Attempting to move away, I misjudged the space between me and the edge of the lazy chair, rolled over and promptly fell clumsily onto the floor; with the chair tipping precariously.
Unfortunately, my husband thought that was the most hilarious sight in the world and he has not stopped reminding me of it since.
“Hey! just that frigging one time and you make it sound as though I fall all over the place all the time”, I protested, only to have him re-enact my fall by twirling his index finger in a downward spiral. Totally juvenile!
After lunch, he asked me what I would like to do for the rest of the day —apart from falling off chairs? I pretended not to hear the last part of his question. To be honest, I wished we could what other families would normally do on weekends: Drive some place off the beaten track for interesting foods. Catch a movie. Go window shopping… instead of catching up on sleep/work/emails which was our weekend routine.
“Let’s go to the pasar malam,” I proposed, referring to the night market at the town square where one can get everything from fresh vegetables and local delicacies to clothes and fake branded handbags to traditional medicinal herbs sellers guaranteeing “the ultimate in conjugal bliss.”

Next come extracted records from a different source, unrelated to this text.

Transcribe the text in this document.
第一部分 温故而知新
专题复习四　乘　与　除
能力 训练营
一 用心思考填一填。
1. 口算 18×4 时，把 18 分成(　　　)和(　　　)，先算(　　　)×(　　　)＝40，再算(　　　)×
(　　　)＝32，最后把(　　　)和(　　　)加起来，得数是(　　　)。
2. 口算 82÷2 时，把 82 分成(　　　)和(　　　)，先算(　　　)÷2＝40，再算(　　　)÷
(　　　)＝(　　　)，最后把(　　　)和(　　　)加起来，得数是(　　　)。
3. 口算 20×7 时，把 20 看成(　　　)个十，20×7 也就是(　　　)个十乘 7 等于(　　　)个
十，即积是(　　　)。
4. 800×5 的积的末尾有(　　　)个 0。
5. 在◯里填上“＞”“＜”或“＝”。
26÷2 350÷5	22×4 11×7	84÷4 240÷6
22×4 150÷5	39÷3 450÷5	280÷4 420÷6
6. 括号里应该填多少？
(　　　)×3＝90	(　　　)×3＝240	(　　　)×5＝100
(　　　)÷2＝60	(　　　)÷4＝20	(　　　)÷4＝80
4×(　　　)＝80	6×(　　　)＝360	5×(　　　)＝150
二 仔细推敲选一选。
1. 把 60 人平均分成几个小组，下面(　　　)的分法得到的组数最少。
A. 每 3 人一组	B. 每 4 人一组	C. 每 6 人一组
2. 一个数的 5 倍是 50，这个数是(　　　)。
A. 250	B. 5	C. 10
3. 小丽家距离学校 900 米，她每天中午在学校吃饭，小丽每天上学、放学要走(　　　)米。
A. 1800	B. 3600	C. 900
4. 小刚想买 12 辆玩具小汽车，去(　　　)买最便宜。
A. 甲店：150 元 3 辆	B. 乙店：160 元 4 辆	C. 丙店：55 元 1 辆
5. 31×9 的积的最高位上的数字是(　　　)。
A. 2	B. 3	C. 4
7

I can picture him going to the pasar malam. He would probably spend his time training his eyes on the floor, trying to avoid puddles of water formed by melting ice dripping off the makeshift fish stalls; or covering his nose at the rancid smell of food rotting in the nearby stagnant drains; or shielding his eyes against the burning diesel fumes coming from generators used to light up the stalls at night. And the crowds…shoulder to shoulder … intruding into his personal space. Arrrgghhhh! I know how much he hates that. LOL
“Sure,” he grinned.
“Seriously?” This was too good to be true.
“This evening?” I asked again, making sure that I was hearing the right thing.
“Yup. But first, you must do that roll-from-the-chair-onto-the-floor trick for me again”
“And I am the queen of wishful thinking,” I sighed.